Documentation Theory

Thoughts on Documentation

I am often critical of current standards of software documentation and even hardware documentation. I try to recollect here how I came to some of my unpopular opinions.

I had few enunciated theories of documentation for software when I was in charge of operating systems for Tymshare, except the idea that one should be able to find in one place, information on how to write code for one of our systems. We did a pretty good job I think. We embarked on a 370 project which required precise knowledge of the 370 hardware system. I got the IBM 370 Principles of Operation (POO) and studied it closely for the first time. Gradually I came to know how to find information that I needed from that manual and also came to realize that that information was complete in a way that I had not seen before. It seemed to require of the reader as background, only elementary knowledge of English and some certain mathematical maturity, though the specific mathematical knowledge did not extend beyond arithmetic. There was no assumption that the reader had already mastered several machines and that the job at hand was merely saying how this particular machine worked. See this too.

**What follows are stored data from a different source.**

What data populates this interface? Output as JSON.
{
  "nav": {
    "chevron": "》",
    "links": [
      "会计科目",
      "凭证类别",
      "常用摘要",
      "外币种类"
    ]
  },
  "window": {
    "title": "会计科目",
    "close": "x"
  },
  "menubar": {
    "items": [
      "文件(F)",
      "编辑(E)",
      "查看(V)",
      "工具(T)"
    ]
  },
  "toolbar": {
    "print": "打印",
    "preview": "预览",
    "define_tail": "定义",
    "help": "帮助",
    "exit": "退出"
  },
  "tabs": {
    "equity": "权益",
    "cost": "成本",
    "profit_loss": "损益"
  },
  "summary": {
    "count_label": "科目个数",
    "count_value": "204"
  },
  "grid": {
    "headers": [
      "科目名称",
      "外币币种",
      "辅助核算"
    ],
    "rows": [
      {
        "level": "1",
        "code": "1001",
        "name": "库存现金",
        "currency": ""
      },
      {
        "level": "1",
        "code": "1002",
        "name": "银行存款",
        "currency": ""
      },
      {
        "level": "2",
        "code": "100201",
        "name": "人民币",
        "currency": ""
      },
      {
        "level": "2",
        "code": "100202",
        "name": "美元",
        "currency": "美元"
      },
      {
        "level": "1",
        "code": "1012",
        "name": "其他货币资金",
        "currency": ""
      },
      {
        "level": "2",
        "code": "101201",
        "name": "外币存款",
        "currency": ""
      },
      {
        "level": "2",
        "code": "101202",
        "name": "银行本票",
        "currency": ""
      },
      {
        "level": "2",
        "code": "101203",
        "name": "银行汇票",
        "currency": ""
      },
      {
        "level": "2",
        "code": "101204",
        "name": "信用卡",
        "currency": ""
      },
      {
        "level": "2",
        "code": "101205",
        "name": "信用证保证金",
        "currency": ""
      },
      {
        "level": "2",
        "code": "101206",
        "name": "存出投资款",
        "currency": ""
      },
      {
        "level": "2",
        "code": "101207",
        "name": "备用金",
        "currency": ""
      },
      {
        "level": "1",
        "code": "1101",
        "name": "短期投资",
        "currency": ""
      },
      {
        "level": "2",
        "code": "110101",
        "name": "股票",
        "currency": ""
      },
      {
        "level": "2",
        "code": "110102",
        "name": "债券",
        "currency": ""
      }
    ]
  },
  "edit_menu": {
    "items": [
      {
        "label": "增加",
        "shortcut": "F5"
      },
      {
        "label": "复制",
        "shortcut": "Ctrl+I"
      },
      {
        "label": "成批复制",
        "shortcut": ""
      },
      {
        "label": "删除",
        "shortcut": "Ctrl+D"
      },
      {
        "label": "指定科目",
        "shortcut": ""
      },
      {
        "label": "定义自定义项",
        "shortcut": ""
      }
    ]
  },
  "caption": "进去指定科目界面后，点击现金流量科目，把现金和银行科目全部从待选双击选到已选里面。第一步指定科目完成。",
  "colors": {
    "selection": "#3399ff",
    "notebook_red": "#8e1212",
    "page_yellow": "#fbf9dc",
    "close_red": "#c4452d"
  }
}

The POO arose when IBM embarked on an unprecedented venture of producing a family of specific designs for machines that would appear identical to programs including operating systems. Up to that time it had been considered that only two machines of the same model from the same assembly line might indeed appear to be identical. Some still remembered when the same machine would not work the same from one day to the next. Perhaps an engineer had modified it to improve its function. Perhaps a component had merely failed.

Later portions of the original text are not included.